LETTERS TO THE EDITOR
| [Download PDF]
|Year : 2019 | Volume
| Issue : 3 | Page : 279--280
Papilloma virus infection in oral malignancies: An Italian experience
Sonia Cesaro1, Vassilena Tsvetkova1, Giulia Traverso1, Mauro Cassaro2, Massimo Rugge3,
1 Department of Medicine (DIMED), Pathology and Cytopathology Unit, University of Padova, Italy
2 Department of Pathology, ULSS 6, Camposampiero Hospital, Italy
3 Department of Medicine (DIMED), Pathology and Cytopathology Unit, University of Padova; Veneto Cancer Registry, Veneto Region, Italy
Department of Medicine (DIMED), Pathology and Cytopathology Unit, University of Padova; Veneto Cancer Registry, Veneto Region
|How to cite this article:|
Cesaro S, Tsvetkova V, Traverso G, Cassaro M, Rugge M. Papilloma virus infection in oral malignancies: An Italian experience.Indian J Cancer 2019;56:279-280
|How to cite this URL:|
Cesaro S, Tsvetkova V, Traverso G, Cassaro M, Rugge M. Papilloma virus infection in oral malignancies: An Italian experience. Indian J Cancer [serial online] 2019 [cited 2020 Jan 28 ];56:279-280
Available from: http://www.indianjcancer.com/text.asp?2019/56/3/279/263032
We have read with interest the paper by Rajesh et al., addressing the prevalence of human papilloma virus (HPV) in Indian patients harboring oral squamous cell cancer (OSCC).
Given our interest in HPV-associated squamous malignancies, we would like to report our experience on HPV status in a consecutive series of 46 Italian OSCC patients assessed histologically at our department in the years 2016–2017. HPV molecular testing was conducted on the microdissected neoplastic lesions obtained from the original (formalin-fixed paraffin-embedded [FFPE]) biopsy samples. Genomic DNA extraction (QIAamp DNA FFPE Tissue Kit; Qiagen, Hilden, Germany) and HPV testing procedures (AMPLIQUALITY HPV-TYPE EXPRESS v3.0; AB ANALITICA) were completed personally by the same expert technician [Sonia Cesaro], according to the manufacturers' recommendations. The method applied identifies 41 HPV genotypes, distinguishing between low-risk (HPV 6, 11, 40, 42, 43, 44, 54, 55, 61, 62, 69, 71, 72, 81, 83, 84, 87, 89, and 90) and high-risk (HPV 16, 18, 26, 31, 33, 35, 39, 45, 51, 52, 53, 56, 58, 59, 64, 66, 67, 68A, 68B, 70, 73, and 82) genotypes.
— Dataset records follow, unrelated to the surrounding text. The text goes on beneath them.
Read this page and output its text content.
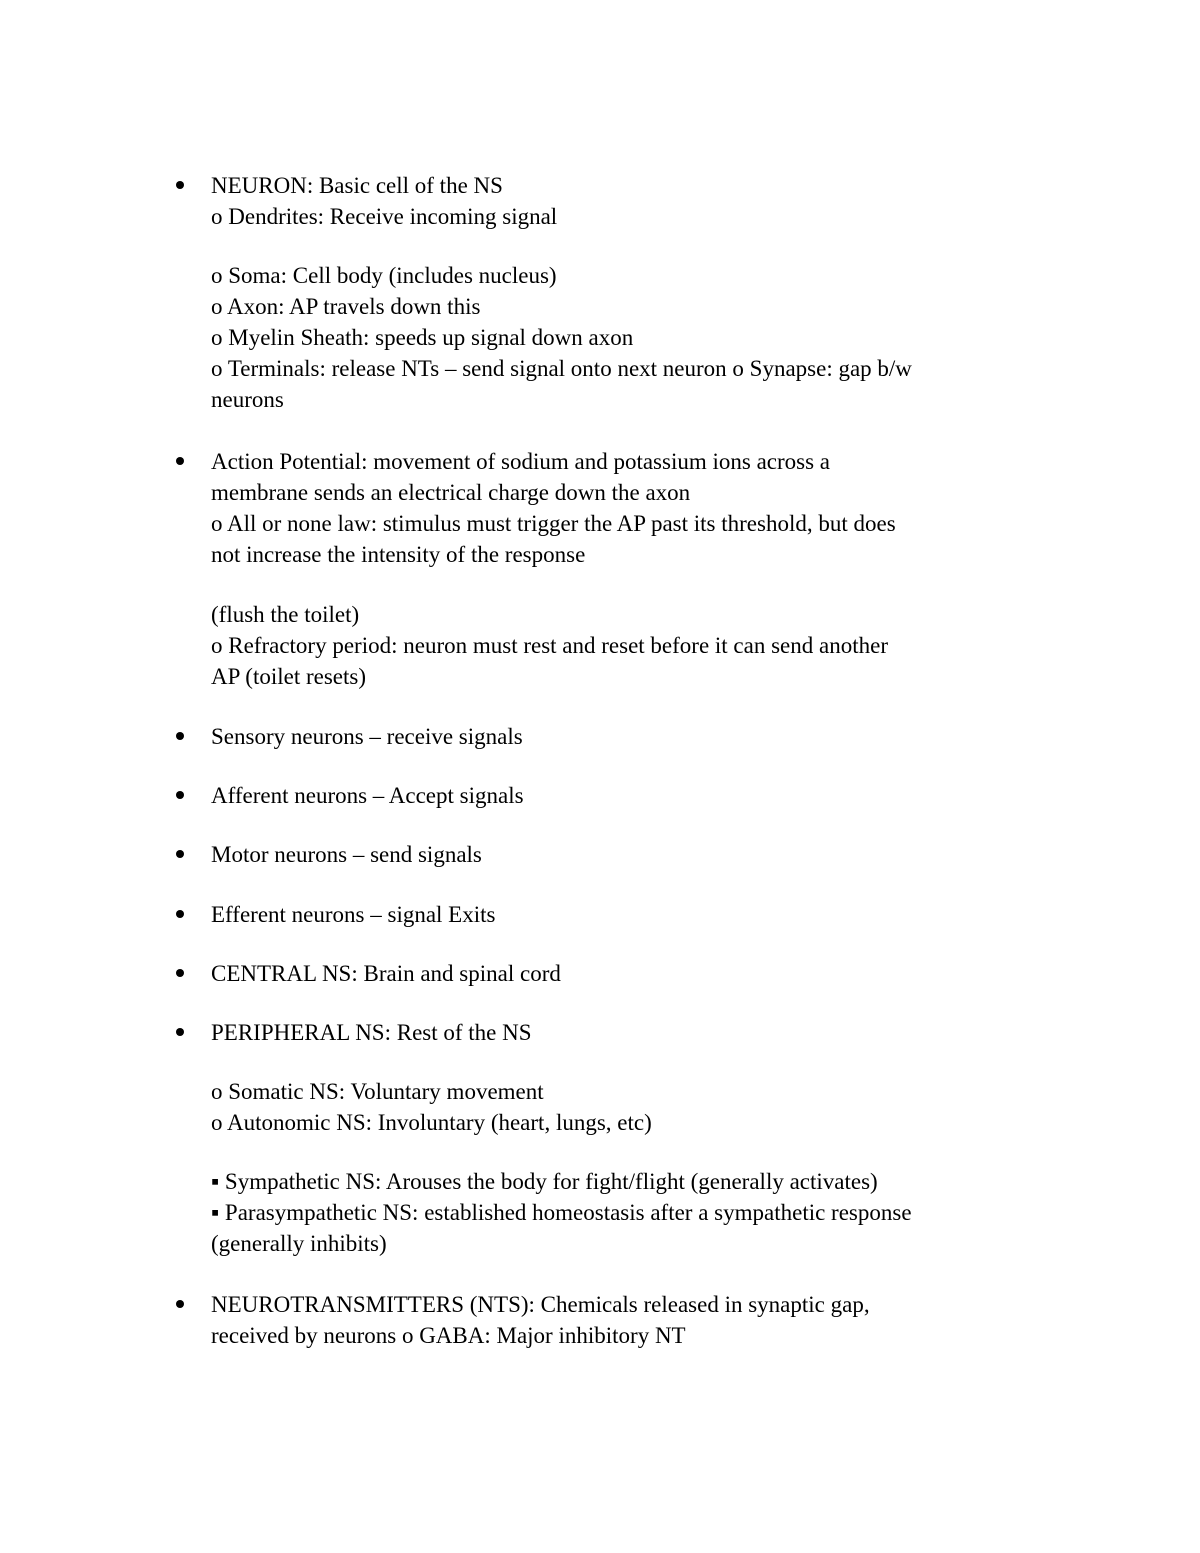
NEURON: Basic cell of the NS
o Dendrites: Receive incoming signal
o Soma: Cell body (includes nucleus)
o Axon: AP travels down this
o Myelin Sheath: speeds up signal down axon
o Terminals: release NTs – send signal onto next neuron o Synapse: gap b/w
neurons
Action Potential: movement of sodium and potassium ions across a
membrane sends an electrical charge down the axon
o All or none law: stimulus must trigger the AP past its threshold, but does
not increase the intensity of the response
(flush the toilet)
o Refractory period: neuron must rest and reset before it can send another
AP (toilet resets)
Sensory neurons – receive signals
Afferent neurons – Accept signals
Motor neurons – send signals
Efferent neurons – signal Exits
CENTRAL NS: Brain and spinal cord
PERIPHERAL NS: Rest of the NS
o Somatic NS: Voluntary movement
o Autonomic NS: Involuntary (heart, lungs, etc)
▪ Sympathetic NS: Arouses the body for fight/flight (generally activates)
▪ Parasympathetic NS: established homeostasis after a sympathetic response
(generally inhibits)
NEUROTRANSMITTERS (NTS): Chemicals released in synaptic gap,
received by neurons o GABA: Major inhibitory NT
In the final assessment, HPV-positive status was dichotomized as being due to low-risk versus high-risk genotypes (when high-and low-risk genotypes coexisted, the high-risk genotype was considered “dominant”). Our 46 cases included 30 men and 16 women. Overall, HPV infection was identified in 16/46 (34.8%) cases. Among men, 11/30 OSCCs were HPV-positive (mean age 68 years, range 55–69; mean age of HPV-negative OSCCs 61 years, range 31–86). Among women, 5/16 OSCCs were HPV-positive (mean age 70 years, range 44–93; HPV-negative OSCCs: mean age 68 years, range 45–91). Among the 16/46 HPV-positive OSCCs, 13/16 (81.25%) were associated (or coexisted) with high-risk HPV genotypes (HPV 16, 31, and 66).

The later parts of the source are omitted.